Magallanes, con su empecinamiento, estaba poniendo en peligro la vida de todos los tripulantes de la expedición, lo principal estaba conseguido, se había descubierto el paso, los víveres escaseaban, la «peste del mar» había hecho su aparición y las naves estaban en un estado pésimo, necesitando una reparación a fondo. Con todo aquello, la idea de emprender una singladura por un mar desconocido, sin saber cuántos meses duraría el viaje, era una locura. Sólo un poseso podía ordenar semejante insensatez. ¿Qué pasaría si todos morían en la empresa? La existencia del paso seguiría desconocida. Era mucho más sensato volver con la nueva y organizar otra expedición con un derrotero ya conocido.
Cuando Gómes terminó de relatar su versión de los hechos se hizo un gran silencio en la sala. Los oficiales de la Casa de Contratación habían oído muchas historias de descubrimientos y traiciones desde su fundación. Sabían que había que escuchar a las dos partes.
Rodríguez de Fonseca se dirigió al piloto:
—¿Así que vos creéis que Magallanes no volverá?
El portugués trató de mostrar una seguridad que no sentía.
—Nunca lo conseguirá.
—¿Qué me decís de Álvaro de Mesquita?
—Estuvo siempre al lado de Magallanes. Fue su brazo derecho. Se mostró particularmente cruel e inhumano en el trato de los cuarenta condenados en la sublevación de San Julián. Les hizo pasar privaciones injustificables.
—Decís que buscasteis a Juan de Cartagena y al padre Sánchez durante varios días...
—Sí, pero a juzgar por la nota que encontramos, y que conservo —tendió los papeles a un alguacil para que los entregase al presidente de la sala—, parece ser que se fueron hacia el norte en busca de comida.
Rodríguez de Fonseca leyó las notas y las pasó a los demás oficiales.
—¿Creéis que sería inútil, entonces, fletar un barco para ir en su búsqueda?
—Sí, lo creo. Juan de Cartagena y el padre Sánchez no eran hombres que pudieran valerse por sí solos en un lugar como ése. Además, estaban los nativos, que tenían sobrados motivos para vengarse de cualquier hombre blanco.
—Entiendo. Bien, creo que esto es todo por hoy. Seguiremos interrogando a los demás testigos.

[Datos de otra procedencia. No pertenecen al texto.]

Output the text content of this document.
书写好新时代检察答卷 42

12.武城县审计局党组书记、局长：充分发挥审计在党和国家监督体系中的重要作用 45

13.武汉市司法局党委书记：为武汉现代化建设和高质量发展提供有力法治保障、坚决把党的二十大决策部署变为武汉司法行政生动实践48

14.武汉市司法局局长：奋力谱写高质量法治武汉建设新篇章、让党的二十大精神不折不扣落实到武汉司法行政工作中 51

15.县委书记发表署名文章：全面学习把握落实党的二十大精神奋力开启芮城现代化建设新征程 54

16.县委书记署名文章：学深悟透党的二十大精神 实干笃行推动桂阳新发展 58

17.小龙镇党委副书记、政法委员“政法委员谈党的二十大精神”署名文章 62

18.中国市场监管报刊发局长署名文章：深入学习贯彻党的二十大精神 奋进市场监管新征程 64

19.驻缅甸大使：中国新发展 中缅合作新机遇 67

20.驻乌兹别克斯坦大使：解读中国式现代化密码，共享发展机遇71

Después de Gómes, pasaron a declarar Hierónimo Guerra, Joan de Chinchilla y Francisco de Angulo. Los tres confirmaron la historia de su jefe.
Después le tocó el turno a Álvaro de Mesquita. El primo de Magallanes insistió en la confabulación que ya desde la salida de los barcos de las islas Canarias habían formado los capitanes contra el capitán general. Éste se había visto obligado a tomar unas medidas que, si bien muy duras, eran completamente imprescindibles para el buen término de la expedición.
La sublevación de San Julián la habían llevado a cabo los capitanes españoles —según su versión—, y además ellos fueron los que hicieron derramar la primera sangre. Magallanes se limitó a defender sus derechos como capitán general de la expedición y a luchar bravamente contra un número muy superior de amotinados.